La conclusion de cette trilogie,  parcours initiatique sur les traces de la culture africaine dans les Amériques, côtés blues, gospel ou jazz dans les deux opus précédents, est cette fois consacrée aux formes originelles de la soul et du  R&B.  Les nouvelles chansons écrites par Dominique Fils-Aimé se déploient  sur les thèmes de l’empathie, de la guérison, de l’amour comme arme suprême de la rédemption humaine. 

Devenue sans conteste une star du paysage culturel québécois, gracieuse, altière, charismatique, la chanteuse québécoise d’origine haïtienne, peut désormais s’affirmer  comme un illustre représentante de notre diversité, appréciée au plus haut point par un public vaste, hétérogène, transgénérationnel.

 
PAN M 360 : Comment vois-tu ton extraordinaire progression depuis trois ans, c’est-à-dire lors de notre première interview au coeur de l’hiver 2018 ?

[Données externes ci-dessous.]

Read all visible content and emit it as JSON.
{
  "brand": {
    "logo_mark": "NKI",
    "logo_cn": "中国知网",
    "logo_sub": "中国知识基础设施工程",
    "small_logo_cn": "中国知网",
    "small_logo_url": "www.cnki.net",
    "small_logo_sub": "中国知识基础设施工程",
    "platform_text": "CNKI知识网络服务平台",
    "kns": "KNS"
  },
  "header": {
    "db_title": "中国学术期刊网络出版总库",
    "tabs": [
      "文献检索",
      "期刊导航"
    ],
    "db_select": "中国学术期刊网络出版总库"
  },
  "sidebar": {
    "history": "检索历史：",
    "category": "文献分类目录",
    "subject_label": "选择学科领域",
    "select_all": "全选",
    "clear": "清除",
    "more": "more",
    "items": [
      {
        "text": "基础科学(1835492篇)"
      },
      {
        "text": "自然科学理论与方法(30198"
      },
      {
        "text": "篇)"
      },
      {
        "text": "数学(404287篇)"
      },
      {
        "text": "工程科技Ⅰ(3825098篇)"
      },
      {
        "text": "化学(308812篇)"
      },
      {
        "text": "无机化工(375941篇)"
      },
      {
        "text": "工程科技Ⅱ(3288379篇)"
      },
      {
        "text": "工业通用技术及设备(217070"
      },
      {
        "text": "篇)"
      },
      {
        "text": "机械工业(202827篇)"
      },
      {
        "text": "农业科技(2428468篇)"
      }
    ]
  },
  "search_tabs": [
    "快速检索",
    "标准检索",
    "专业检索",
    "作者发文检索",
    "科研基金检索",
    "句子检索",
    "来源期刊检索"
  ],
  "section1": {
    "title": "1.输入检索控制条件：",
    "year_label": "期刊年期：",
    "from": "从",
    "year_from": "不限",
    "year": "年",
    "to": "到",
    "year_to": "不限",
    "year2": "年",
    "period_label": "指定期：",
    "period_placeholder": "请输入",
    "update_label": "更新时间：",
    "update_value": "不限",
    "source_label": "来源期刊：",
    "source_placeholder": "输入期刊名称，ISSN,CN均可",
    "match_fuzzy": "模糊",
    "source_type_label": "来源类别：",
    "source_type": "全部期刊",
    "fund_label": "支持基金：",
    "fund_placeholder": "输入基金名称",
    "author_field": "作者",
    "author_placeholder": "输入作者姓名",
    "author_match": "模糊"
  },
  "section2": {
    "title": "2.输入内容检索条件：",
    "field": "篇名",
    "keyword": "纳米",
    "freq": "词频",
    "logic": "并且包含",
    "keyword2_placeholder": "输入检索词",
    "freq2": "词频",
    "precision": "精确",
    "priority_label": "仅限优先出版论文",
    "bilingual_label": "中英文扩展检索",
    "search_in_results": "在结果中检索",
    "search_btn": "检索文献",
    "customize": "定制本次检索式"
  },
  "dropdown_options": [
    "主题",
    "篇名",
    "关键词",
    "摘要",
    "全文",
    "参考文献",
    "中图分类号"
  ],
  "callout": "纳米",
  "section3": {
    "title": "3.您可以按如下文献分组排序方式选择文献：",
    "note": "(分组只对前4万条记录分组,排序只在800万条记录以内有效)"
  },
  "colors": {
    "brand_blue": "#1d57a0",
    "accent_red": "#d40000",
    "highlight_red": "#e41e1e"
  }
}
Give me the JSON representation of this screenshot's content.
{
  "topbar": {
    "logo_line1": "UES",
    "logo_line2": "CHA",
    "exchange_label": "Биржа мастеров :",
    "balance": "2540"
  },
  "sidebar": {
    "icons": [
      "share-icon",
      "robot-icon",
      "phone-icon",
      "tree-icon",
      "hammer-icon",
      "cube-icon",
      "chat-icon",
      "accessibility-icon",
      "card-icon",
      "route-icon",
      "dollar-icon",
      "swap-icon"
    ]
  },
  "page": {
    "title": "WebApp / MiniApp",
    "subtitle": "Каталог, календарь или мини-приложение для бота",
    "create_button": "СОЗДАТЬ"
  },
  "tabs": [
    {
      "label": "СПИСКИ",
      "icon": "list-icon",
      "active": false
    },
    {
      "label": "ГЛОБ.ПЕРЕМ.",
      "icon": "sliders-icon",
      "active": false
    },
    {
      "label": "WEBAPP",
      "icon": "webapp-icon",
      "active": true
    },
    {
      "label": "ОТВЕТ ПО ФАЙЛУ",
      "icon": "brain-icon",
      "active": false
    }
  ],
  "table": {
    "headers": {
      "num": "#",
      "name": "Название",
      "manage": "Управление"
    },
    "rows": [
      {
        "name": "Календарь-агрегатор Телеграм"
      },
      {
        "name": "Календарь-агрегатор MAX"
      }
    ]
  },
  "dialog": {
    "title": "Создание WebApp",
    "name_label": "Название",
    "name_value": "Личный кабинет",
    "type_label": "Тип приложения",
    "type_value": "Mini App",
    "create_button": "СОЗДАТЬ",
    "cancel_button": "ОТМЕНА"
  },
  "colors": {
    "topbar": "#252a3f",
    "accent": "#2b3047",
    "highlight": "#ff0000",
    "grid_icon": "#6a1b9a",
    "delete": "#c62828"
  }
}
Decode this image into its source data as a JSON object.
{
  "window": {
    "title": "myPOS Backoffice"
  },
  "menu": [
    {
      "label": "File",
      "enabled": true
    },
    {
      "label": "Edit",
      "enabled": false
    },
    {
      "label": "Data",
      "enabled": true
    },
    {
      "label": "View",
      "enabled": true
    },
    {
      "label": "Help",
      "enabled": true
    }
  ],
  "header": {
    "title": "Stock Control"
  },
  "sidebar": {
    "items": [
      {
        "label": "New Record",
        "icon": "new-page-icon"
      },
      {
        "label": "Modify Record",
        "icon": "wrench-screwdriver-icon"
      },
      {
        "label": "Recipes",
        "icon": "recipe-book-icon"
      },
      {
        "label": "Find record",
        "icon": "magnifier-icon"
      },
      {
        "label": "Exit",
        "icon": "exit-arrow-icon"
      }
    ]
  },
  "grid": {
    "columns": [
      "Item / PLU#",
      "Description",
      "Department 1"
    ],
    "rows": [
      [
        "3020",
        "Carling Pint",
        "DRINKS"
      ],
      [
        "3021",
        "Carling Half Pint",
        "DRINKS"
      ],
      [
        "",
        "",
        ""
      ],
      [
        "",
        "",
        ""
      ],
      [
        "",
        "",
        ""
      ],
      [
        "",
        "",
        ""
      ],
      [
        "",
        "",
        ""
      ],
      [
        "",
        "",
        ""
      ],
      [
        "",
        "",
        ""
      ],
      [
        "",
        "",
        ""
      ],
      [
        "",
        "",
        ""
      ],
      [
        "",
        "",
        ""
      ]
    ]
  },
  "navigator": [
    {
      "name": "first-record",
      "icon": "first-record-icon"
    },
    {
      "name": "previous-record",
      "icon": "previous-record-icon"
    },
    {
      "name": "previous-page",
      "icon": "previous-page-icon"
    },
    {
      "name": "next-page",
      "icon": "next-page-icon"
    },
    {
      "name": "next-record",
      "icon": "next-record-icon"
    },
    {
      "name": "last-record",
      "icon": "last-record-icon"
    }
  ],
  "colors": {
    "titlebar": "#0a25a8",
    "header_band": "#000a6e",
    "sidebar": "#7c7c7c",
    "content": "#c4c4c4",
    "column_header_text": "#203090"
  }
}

DOMINIQUE FILS-AIMÉ :  « C’est incroyable que je sois rendue là aujourd’hui. J’ai été vraiment chanceuse que le monde ait embarqué dans mon projet. Ce qui est le fun d’autant plus, c’est de ne pas avoir touché une seule catégorie de personnes; mon public n’est pas une seule niche, il est super diversifié, constitué de différents groupes d’âge aux différents backgrounds. Au début je doutais sur mes chances de succès, aujourd’hui je sais qu’on croit en moi telle que je suis, je suis réconfortée par l’appui du public et du milieu de la musique. Je ne suis pas bonne pour feindre des choses, je suis incapable de faire semblant , alors voir que les gens m’acceptent avec mes qualités et aussi mes maladresses, je me dis que j’ai vraiment de la chance. »

PAN M 360 : Où en est le volet international de ta carrière ? 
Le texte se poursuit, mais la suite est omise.